Kokanee Salmon

Kokanee Salmon


  • Common name: Kokanee Salmon
  • Scientific name: Oncorhynchus nerka
  • Order: Salmoniformes
  • Family: Salmonidae
  • Indigenous names for this species may be available through the Yukon Native Language Centre

Also known as

Land-locked Sockeye Salmon, Red Salmon

Viewing opportunities

  • Kokanee have been introduced in pothole lakes as a great fishing opportunity.
  • In late August and early September, visit Long Lake, Scout Lake, or Chadden Lake around Whitehorse, Coffee Lake near Ross River and Hour Lake near Watson Lake to see Kokanee from shore in their spawning colours.
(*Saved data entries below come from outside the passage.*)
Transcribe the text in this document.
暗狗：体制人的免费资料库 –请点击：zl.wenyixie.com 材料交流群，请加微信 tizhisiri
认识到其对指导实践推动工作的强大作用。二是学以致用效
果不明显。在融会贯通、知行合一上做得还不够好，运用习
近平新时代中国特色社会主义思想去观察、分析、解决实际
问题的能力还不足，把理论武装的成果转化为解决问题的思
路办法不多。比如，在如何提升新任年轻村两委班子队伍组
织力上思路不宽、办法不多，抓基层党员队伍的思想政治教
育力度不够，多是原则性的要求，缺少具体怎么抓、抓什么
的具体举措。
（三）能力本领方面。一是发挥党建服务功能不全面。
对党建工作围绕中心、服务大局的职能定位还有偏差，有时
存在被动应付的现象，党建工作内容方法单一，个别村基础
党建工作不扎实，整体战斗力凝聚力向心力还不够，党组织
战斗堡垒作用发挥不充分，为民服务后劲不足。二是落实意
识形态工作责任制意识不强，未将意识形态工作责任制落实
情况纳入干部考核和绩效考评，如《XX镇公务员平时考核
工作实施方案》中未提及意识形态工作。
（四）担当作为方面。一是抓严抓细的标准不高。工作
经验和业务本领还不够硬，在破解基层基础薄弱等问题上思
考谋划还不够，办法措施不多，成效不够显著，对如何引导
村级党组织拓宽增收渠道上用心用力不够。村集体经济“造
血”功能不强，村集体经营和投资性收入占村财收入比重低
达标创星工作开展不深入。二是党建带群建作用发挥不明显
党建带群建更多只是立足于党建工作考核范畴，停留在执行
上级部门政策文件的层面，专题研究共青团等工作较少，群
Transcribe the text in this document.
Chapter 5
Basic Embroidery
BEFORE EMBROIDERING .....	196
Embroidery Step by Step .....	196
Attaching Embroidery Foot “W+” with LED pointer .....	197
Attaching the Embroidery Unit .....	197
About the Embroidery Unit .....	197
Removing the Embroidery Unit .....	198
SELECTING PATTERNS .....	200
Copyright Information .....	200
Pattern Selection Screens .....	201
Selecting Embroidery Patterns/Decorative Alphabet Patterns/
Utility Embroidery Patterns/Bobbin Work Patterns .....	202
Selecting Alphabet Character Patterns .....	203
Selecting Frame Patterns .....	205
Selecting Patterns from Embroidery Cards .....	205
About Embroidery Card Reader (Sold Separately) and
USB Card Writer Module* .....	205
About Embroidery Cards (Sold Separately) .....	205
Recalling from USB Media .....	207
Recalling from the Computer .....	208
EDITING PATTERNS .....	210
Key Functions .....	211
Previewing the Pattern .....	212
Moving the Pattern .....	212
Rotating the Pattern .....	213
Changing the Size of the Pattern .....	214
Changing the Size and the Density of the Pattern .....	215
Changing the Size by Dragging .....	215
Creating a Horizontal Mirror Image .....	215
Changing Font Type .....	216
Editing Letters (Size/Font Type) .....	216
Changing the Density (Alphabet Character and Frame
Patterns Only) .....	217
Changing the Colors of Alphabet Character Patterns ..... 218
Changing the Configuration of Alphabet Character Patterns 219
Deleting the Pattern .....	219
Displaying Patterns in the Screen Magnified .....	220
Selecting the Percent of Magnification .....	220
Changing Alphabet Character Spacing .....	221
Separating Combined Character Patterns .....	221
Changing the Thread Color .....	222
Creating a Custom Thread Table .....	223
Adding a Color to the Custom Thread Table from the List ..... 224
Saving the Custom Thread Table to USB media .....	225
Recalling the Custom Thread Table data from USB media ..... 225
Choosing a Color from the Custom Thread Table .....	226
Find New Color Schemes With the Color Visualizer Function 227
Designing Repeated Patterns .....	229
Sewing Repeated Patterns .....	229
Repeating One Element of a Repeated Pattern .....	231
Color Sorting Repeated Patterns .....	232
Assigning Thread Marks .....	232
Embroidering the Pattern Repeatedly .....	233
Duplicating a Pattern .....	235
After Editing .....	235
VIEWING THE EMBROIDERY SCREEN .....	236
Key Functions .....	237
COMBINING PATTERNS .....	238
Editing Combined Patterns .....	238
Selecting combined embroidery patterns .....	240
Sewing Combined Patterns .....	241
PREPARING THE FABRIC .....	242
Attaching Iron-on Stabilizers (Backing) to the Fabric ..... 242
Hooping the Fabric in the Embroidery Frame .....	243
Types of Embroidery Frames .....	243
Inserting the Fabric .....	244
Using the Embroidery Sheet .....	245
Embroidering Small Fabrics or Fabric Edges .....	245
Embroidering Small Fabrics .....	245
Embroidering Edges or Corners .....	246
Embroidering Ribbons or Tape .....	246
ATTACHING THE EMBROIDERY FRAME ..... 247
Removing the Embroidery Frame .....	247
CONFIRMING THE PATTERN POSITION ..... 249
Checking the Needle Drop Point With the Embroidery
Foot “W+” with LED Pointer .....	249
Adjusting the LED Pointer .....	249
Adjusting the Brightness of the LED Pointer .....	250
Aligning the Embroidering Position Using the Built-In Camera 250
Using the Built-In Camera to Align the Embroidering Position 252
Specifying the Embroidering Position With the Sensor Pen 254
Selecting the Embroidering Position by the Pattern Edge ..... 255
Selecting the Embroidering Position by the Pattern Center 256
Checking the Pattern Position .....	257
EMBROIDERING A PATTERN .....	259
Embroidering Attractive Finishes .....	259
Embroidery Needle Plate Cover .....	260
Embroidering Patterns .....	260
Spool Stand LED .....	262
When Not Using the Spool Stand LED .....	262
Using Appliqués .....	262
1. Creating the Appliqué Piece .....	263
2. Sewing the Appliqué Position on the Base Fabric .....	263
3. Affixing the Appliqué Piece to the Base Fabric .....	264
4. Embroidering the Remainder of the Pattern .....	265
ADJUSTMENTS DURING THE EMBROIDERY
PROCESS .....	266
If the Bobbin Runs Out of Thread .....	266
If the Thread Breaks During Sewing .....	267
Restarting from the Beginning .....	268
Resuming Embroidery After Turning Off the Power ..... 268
  • Small eyes and small, weak teeth.
  • Bright silver blueish colour and have a trout-like body shape.
  • At spawning time they have a dark to brilliant red body, with olive green head; males develop a kype, or hooked jaw, a hump behind the head and more prominent teeth.

Fast facts

  • Length: 25 to 40 cm
  • Weight: 0.3 to 0.9 kg
  • Habitat: Freshwater

Conservation status

What is conservation status?

  • Yukon: NR
  • Global: NR

Yukon population estimate

Not determined.


Kokanee Salmon are the landlocked version of Sockeye Salmon and nearly identical except for their smaller size. They spend their entire life cycle in lakes. At spawning time, they take the appearance and colouration of Sockeye Salmon becoming bright red on the back and sides. During most of the year they are in deep water, feeding on zooplankton and chironomid larvae.


Aquatic insects and crustaceans.

Kokanee and people

  • In early June, large schools of Kokanee feed in the shallows of stocked lakes and are eagerly sought after by anglers for their tasty meat.
  • While Kokanee in stocked lakes are plentiful and a great choice for a meal, naturally-occurring Kokanee in the Kathleen Lake watershed in Kluane National Park and Reserve have declined in recent years. This population is currently rebounding. The sport fishery of Kokanee is closed in Kluane.